January is the death month as far as the Bureau of Labor Statistics is concerned. In January, in their bizarre data models, they kill off thousands of jobs. This January, they could knock off more than 800,000 jobs. Will the BLS figure out a way to fudge this huge negative January unemployment number that is scheduled to be released February 4, 2010? Here's John Crudele with the scoop on what's going on:
The Labor Department is hurrying to correct inaccuracies in its monthly employment statistics that could cause the Obama administration big problems early next year.

Those corrections, however, will probably also eliminate the inevitable -- and unsubstantiated -- employment gains that come during springtime.

We now know that the job gains reported by Washington this past spring were an illusion.

Early in 2010 the Labor Department will subtract about 824,000 jobs from its official count in what is called a "benchmark revision" to more accurately reflect the jobs that weren't created this past spring.

I've already warned readers about the employment report for January that will be released on Feb. 4. And I've said this figure will be a disaster unless someone intervenes to correct the statistical aberration that will occur.

The Labor Department apparently now understands. And it appears ready to step in.

Here's the crux of the issue:

Each month the Labor Department guesses at the number of jobs being created by companies which it thinks -- but can't prove -- are newly formed. The department calls this the birth/death model.

Last April, for instance, the government estimated that new companies created 226,000 jobs. In May, the guess was 220,000 and in June 185,000.

Even in the depths of winter, the government added 134,000 jobs during February that turned out to be non-existent.

Those estimates are mainly the reason why the Labor Department now needs to revise downward by 824,000 the number of jobs it believes exist.

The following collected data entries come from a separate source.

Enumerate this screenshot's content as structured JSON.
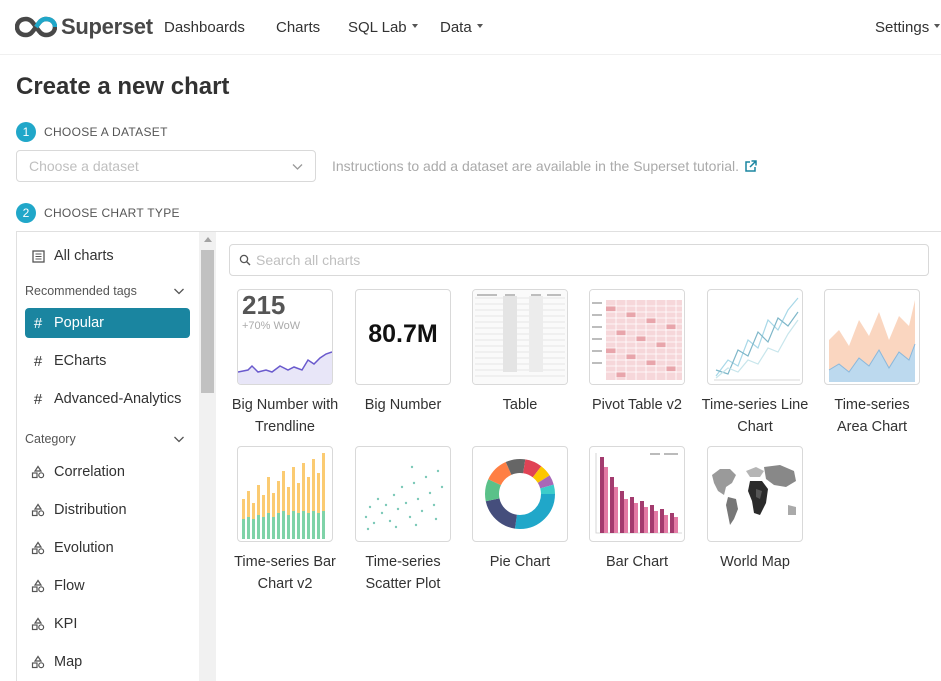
{
  "brand": {
    "name": "Superset",
    "logo_color": "#484848"
  },
  "nav": {
    "items": [
      {
        "label": "Dashboards",
        "dropdown": false
      },
      {
        "label": "Charts",
        "dropdown": false
      },
      {
        "label": "SQL Lab",
        "dropdown": true
      },
      {
        "label": "Data",
        "dropdown": true
      }
    ],
    "settings": {
      "label": "Settings",
      "dropdown": true
    }
  },
  "page": {
    "title": "Create a new chart"
  },
  "steps": [
    {
      "number": "1",
      "label": "CHOOSE A DATASET"
    },
    {
      "number": "2",
      "label": "CHOOSE CHART TYPE"
    }
  ],
  "dataset": {
    "placeholder": "Choose a dataset",
    "hint": "Instructions to add a dataset are available in the Superset tutorial."
  },
  "sidebar": {
    "all_charts": "All charts",
    "recommended_title": "Recommended tags",
    "tags": [
      {
        "label": "Popular",
        "active": true
      },
      {
        "label": "ECharts",
        "active": false
      },
      {
        "label": "Advanced-Analytics",
        "active": false
      }
    ],
    "category_title": "Category",
    "categories": [
      "Correlation",
      "Distribution",
      "Evolution",
      "Flow",
      "KPI",
      "Map"
    ]
  },
  "search": {
    "placeholder": "Search all charts"
  },
  "charts": [
    {
      "name": "Big Number with Trendline",
      "icon": "big-number-trendline-thumb",
      "preview_value": "215",
      "preview_sub": "+70% WoW"
    },
    {
      "name": "Big Number",
      "icon": "big-number-thumb",
      "preview_value": "80.7M"
    },
    {
      "name": "Table",
      "icon": "table-thumb"
    },
    {
      "name": "Pivot Table v2",
      "icon": "pivot-table-thumb"
    },
    {
      "name": "Time-series Line Chart",
      "icon": "line-chart-thumb"
    },
    {
      "name": "Time-series Area Chart",
      "icon": "area-chart-thumb"
    },
    {
      "name": "Time-series Bar Chart v2",
      "icon": "bar-chart-v2-thumb"
    },
    {
      "name": "Time-series Scatter Plot",
      "icon": "scatter-plot-thumb"
    },
    {
      "name": "Pie Chart",
      "icon": "pie-chart-thumb"
    },
    {
      "name": "Bar Chart",
      "icon": "bar-chart-thumb"
    },
    {
      "name": "World Map",
      "icon": "world-map-thumb"
    }
  ],
  "colors": {
    "accent": "#20a7c9",
    "active_tag": "#1a85a0",
    "link": "#1a85a0"
  }
}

But the real problem for the Obama administration -- and the financial markets -- is the January figure that will be released in early February.

January is the only month in which the birth/death model shifts to the "death" side.

For whatever reason the model suddenly thinks that more companies are quietly going out of business than are being formed outside the view of Labor Department surveyors.

And there is no reason to believe the "death" side of the model is any more accurate than the "birth" side.